Il palinsesto di questa radio è davvero di qualità. Presenza sul territorio e inviati in Europa e nel mondo riescono a coprire i principali eventi. Le trasmissioni di intrattenimento e musicali sono sempre alternative e divertenti. Nessuna radio in Italia trasmette contenuti simili a Radio Popolare.

Grazie al “microfono aperto” tutti possono telefonare e commentare in diretta e senza filtri di redazione.

La radio logicamente è antifascista, antirazzista, promotrice dell’uguaglianza di tutti gli uomini e le donne. 

Io l’ho conosciuta circa dieci anni fa, quando venni ad abitare in provincia di Milano.
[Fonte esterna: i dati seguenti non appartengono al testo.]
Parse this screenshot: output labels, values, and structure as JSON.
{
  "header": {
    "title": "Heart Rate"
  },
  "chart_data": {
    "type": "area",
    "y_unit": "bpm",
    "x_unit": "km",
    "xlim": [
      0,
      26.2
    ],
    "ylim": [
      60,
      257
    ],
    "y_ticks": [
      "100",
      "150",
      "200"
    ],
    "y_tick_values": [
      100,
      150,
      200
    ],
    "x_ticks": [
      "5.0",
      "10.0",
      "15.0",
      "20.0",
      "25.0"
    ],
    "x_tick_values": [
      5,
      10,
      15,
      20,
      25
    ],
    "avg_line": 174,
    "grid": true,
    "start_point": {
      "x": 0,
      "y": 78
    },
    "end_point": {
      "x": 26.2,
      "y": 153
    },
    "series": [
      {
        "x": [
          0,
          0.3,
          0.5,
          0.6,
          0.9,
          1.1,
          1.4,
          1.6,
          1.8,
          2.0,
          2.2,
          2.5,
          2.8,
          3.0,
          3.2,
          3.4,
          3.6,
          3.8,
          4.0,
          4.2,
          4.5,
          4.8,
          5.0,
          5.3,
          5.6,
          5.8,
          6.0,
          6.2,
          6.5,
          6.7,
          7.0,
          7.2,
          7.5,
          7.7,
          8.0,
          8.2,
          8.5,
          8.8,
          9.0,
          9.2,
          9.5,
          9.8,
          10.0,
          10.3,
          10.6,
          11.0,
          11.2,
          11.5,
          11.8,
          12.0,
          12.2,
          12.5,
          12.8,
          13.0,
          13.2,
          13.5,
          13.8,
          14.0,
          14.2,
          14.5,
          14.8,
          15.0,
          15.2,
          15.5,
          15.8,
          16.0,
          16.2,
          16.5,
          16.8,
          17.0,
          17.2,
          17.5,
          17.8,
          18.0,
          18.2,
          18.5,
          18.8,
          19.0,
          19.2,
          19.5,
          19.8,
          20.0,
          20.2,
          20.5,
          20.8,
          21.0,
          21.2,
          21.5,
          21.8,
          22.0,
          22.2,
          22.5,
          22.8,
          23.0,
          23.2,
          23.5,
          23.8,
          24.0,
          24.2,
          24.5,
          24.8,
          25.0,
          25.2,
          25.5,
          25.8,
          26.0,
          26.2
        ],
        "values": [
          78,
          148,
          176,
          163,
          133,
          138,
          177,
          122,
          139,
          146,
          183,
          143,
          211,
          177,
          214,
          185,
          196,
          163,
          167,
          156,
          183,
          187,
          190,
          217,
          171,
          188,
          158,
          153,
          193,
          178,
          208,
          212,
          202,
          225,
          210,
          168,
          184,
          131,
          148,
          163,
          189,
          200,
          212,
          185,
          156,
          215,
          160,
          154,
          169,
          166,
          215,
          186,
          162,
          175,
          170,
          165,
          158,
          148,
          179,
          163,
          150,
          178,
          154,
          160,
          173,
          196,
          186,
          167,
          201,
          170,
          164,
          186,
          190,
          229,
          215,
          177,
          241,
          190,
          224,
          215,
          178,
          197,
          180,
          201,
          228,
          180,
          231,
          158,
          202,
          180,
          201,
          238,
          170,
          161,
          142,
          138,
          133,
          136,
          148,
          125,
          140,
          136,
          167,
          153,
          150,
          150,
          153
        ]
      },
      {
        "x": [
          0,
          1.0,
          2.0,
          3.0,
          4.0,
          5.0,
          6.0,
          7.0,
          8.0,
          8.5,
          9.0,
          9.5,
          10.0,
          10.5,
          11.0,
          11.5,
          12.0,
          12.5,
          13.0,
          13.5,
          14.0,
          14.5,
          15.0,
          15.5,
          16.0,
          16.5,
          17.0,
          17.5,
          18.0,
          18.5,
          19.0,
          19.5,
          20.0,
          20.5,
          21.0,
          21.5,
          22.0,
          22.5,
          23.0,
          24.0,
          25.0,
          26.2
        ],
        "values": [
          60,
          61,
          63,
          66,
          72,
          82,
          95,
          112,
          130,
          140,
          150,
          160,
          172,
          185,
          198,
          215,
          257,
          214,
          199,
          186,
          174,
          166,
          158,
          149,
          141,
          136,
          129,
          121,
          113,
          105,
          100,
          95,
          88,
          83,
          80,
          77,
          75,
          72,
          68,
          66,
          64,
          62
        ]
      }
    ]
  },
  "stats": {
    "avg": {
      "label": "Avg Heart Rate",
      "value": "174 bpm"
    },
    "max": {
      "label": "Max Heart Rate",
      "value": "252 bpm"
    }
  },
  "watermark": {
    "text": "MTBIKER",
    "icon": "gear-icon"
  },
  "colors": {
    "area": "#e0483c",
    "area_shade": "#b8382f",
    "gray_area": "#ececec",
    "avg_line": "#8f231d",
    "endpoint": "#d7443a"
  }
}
Da qualche anno sono abbonato e invito anche voi a farlo.

La campagna abbonamenti è aperta. Se siete anche voi, come me, antifascisti, antirazzisti, liberi, sostenitori dell’uguaglianza tra gli uomini; se anche voi volete un mondo migliore, abbonarsi a Radio Popolare è il modo migliore per iniziare a costruirlo.

Potreste chiedervi: “perché dovrei pagare per ascoltare qualcosa che potrei ascoltare gratis?”. La risposta è: ascoltate la radio sintonizzandovi su FM 107,60 oppure in streaming e capirete che è necessario che tutti contribuiamo per evitare la scomparsa di una voce libera, una realtà rara dei nostri tempi.

Diamo una mano a Radio Popolare!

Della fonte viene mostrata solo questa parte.